Gebogen knieën
Wij moeten nooit met onze gebeden voor God verschijnen zonder ootmoed en eerbied voor Zijn heilige majesteit. Om deze deugden ook uitwendig te tonen, moeten wij onze knieën buigen wanneer daar enige gelegenheid toe is. Dat deed Stefanus hier ook.Opdat wij ons in het bidden behoorlijk zullen gedragen, moeten wij op de volgende punten acht geven. In de eerste plaats op de grote heerlijkheid en de majesteit van de God tot Wie wij spreken. Ten tweede op onze grote nietigheid, zondigheid en verdoemelijkheid voor deze God. Verder op de grote zonden die wij doen indien wij niet met zulke eerbied en diep ontzag tot Hem naderen. Hierdoor ontheiligen en verachten wij Zijn goddelijke majesteit.
In de vierde plaats: indien wij in waarheid zo tot Hem naderen, bewijzen wij Hem de eer die Hem toekomt. Hij zegt dan: „…die Mij eren, zal Ik eren, maar die Mij versmaden, zullen licht geacht worden”, 1 Samuël 2:30.
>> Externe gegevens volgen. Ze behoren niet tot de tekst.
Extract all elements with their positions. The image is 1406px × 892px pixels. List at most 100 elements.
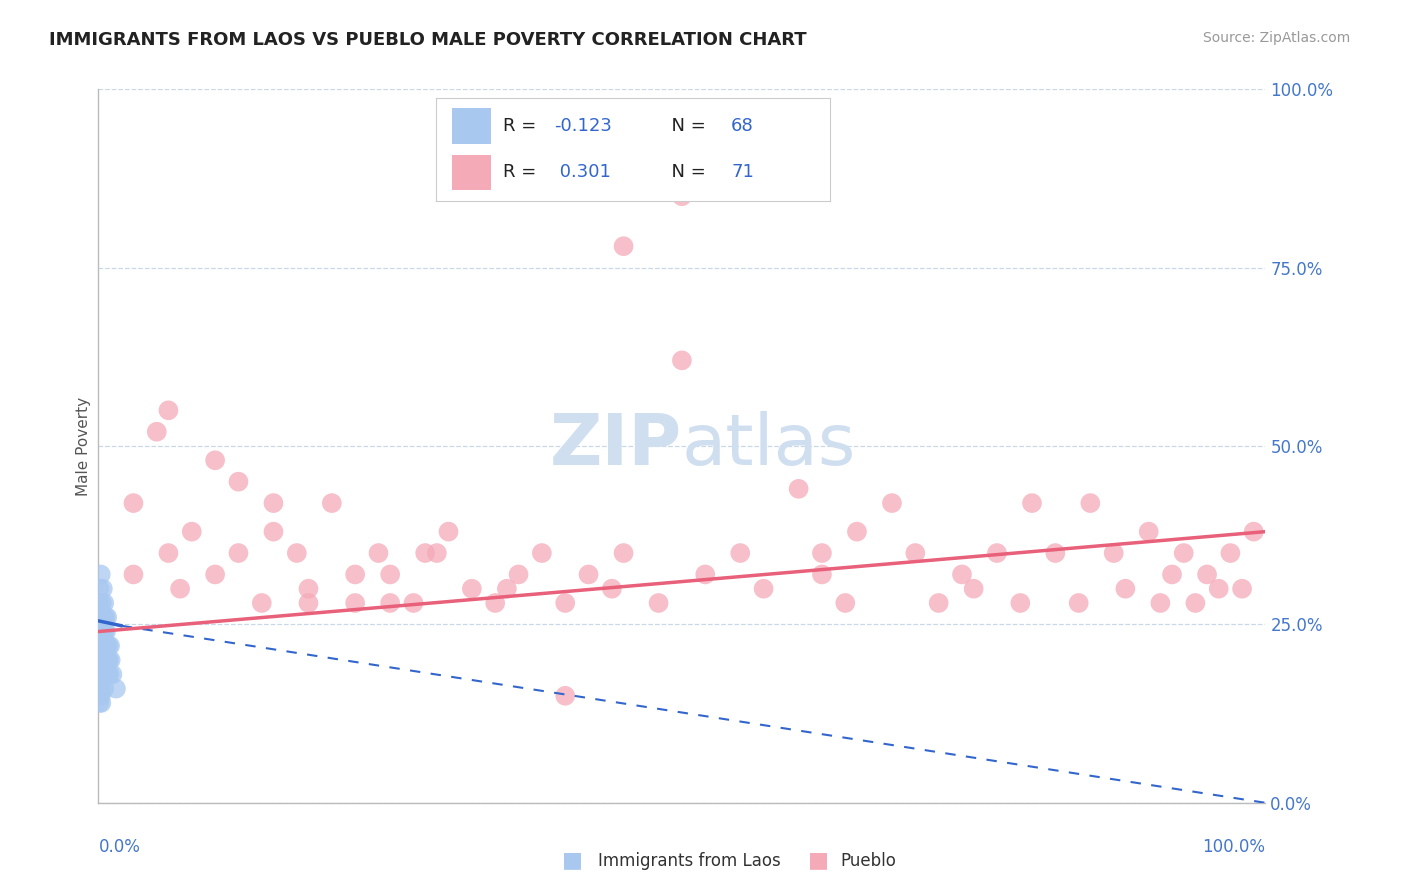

Ook moeten wij hier nog leren dat het God alleen is Die de zonden vergeeft. Dat is een werk dat Hem alleen toekomt. Dit nam Stefanus ook voor vast aan toen hij voor zijn vijanden bad en zei: „Heere, reken hun deze zonden niet toe!” Alle zonden die wij begaan, zijn een overtreding van Gods heilige wet. Hoewel David zwaar had gezondigd tegen zijn naaste, bad hij tot God: „Tegen U, U alleen, heb ik gezondigd…”, Psalm 51:6.
Franciscus de Wael, pred. te ’s-Hertogenbosch (Waerheyts triumphe, 1657)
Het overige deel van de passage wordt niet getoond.